Fiche du document numéro 21011

Num
21011
Date
Vendredi 12 mars 1993
Amj
Taille
134431
Titre
Bob Denard et les services au banc des accusés
Nom cité
Nom cité
Nom cité
Nom cité
Nom cité
Nom cité
Lieu cité
Lieu cité
Source
Type
Article de journal
Langue
FR
Citation
BOB DENARD, soixante-quatre ans, employé contractuel subalterne des services secrets français et sud-africains, a tenté d'expliquer devant la 14e chambre du tribunal correctionnel de Paris cette aventure béninoise, qui lui valut d'être condamné par défaut à cinq ans de prison, en 1991.

Devenu indésirable, sinon compromettant, après avoir été mêlé à l'assassinat du président comorien Mohamed Abdallah en novembre 1989, dont il commandait la garde, Pretoria lui demandait récemment de reprendre son sac et d'aller voir ailleurs. Rentré au pays le 1er février dernier, il était aussitôt incarcéré en vertu d'un mandat international délivré contre lui le 16 octobre 1991.

Son avocat, Me Soulez-Larivière, a voulu justifier le coup d'Etat avorté contre le gouvernement légal du Bénin en affirmant: « Les gens qui préparent une tentative de soulèvement dans un pays qui est soumis à un régime totalitaire, un système politique qui a confisqué le pouvoir par la force, peuvent-ils être considérés comme des délinquants de droit commun ? » Ils le peuvent: l'opposant béninois Gratien Pognon avait promis un million de dollars à l'idéologue Denard, en cas de succès. Et, depuis, le président « marxiste autoritaire » Mathieu Kérékou s'est paisiblement retiré dans sa villa de Cotonou, abandonnant le pouvoir à Nicéphore Soglo après des élections démocratiques. Sans faire couler une goutte de sang.

Ce sont les familles de trois Béninois assassinés par Denard et sa bande qui ont porté plainte. Le délit d'association de malfaiteurs est établi, le commando ayant répondu à une petite annonce qui, fin 1986, recherchait « homme de confiance pour emploi dans des services de sécurité en Afrique. Expérience militaire souhaitée, de préférence dans une arme d'élite. Haute moralité requise ». Au-delà de la personnalité de Denard, ancien officier de police adjoint - sans plus - au Maroc, dont l'intérêt semble médiocre, qui a manipulé une longue série de crimes politiques ayant conduit l'individu en Indochine, au Maghreb, au Congo, au Biafra, au Yémen, en Angola pour sombrer enfin aux Comores?

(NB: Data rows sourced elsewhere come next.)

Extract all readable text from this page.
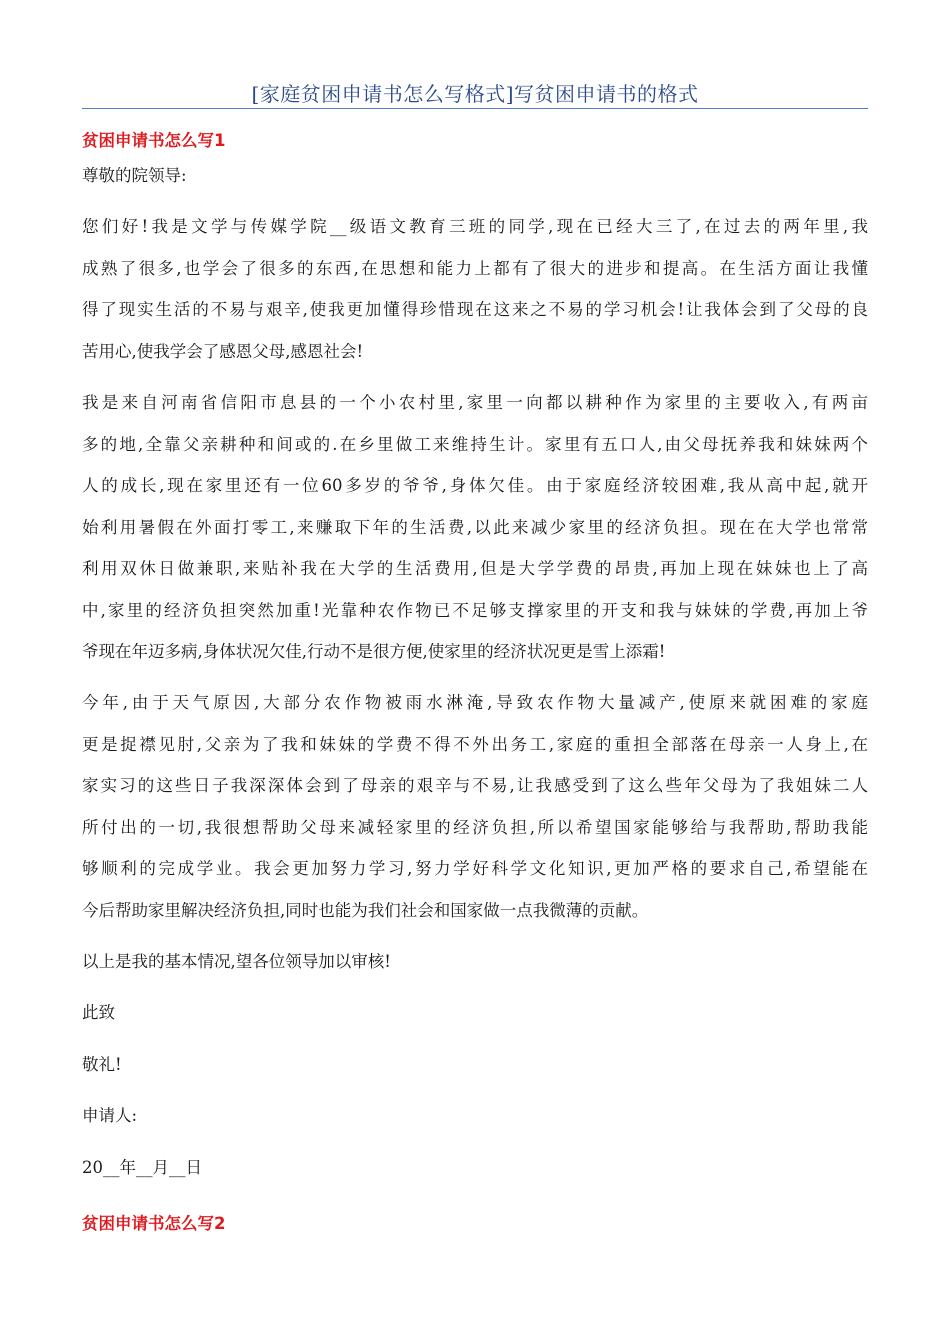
[家庭贫困申请书怎么写格式]写贫困申请书的格式
贫困申请书怎么写1
尊敬的院领导:
您们好!我是文学与传媒学院__级语文教育三班的同学,现在已经大三了,在过去的两年里,我
成熟了很多,也学会了很多的东西,在思想和能力上都有了很大的进步和提高。在生活方面让我懂
得了现实生活的不易与艰辛,使我更加懂得珍惜现在这来之不易的学习机会!让我体会到了父母的良
苦用心,使我学会了感恩父母,感恩社会!
我是来自河南省信阳市息县的一个小农村里,家里一向都以耕种作为家里的主要收入,有两亩
多的地,全靠父亲耕种和间或的.在乡里做工来维持生计。家里有五口人,由父母抚养我和妹妹两个
人的成长,现在家里还有一位60多岁的爷爷,身体欠佳。由于家庭经济较困难,我从高中起,就开
始利用暑假在外面打零工,来赚取下年的生活费,以此来减少家里的经济负担。现在在大学也常常
利用双休日做兼职,来贴补我在大学的生活费用,但是大学学费的昂贵,再加上现在妹妹也上了高
中,家里的经济负担突然加重!光靠种农作物已不足够支撑家里的开支和我与妹妹的学费,再加上爷
爷现在年迈多病,身体状况欠佳,行动不是很方便,使家里的经济状况更是雪上添霜!
今年,由于天气原因,大部分农作物被雨水淋淹,导致农作物大量减产,使原来就困难的家庭
更是捉襟见肘,父亲为了我和妹妹的学费不得不外出务工,家庭的重担全部落在母亲一人身上,在
家实习的这些日子我深深体会到了母亲的艰辛与不易,让我感受到了这么些年父母为了我姐妹二人
所付出的一切,我很想帮助父母来减轻家里的经济负担,所以希望国家能够给与我帮助,帮助我能
够顺利的完成学业。我会更加努力学习,努力学好科学文化知识,更加严格的要求自己,希望能在
今后帮助家里解决经济负担,同时也能为我们社会和国家做一点我微薄的贡献。
以上是我的基本情况,望各位领导加以审核!
此致
敬礼!
申请人:
20__年__月__日
贫困申请书怎么写2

Avant d'aller se ridiculiser à Cotonou, Denard, a-t-il affirmé mercredi, avait « mis au courant la cellule de l'Elysée. J'ai rencontré M. René Journiac (alors conseiller pour les affaires africaines de Valéry Giscard d'Estaing - NDLR) à plusieurs reprises, je lui ai demandé s'il n'y voyait pas d'inconvénients. Il m'a donné le feu orange. On ne donne jamais le feu vert dans ces cas-là ».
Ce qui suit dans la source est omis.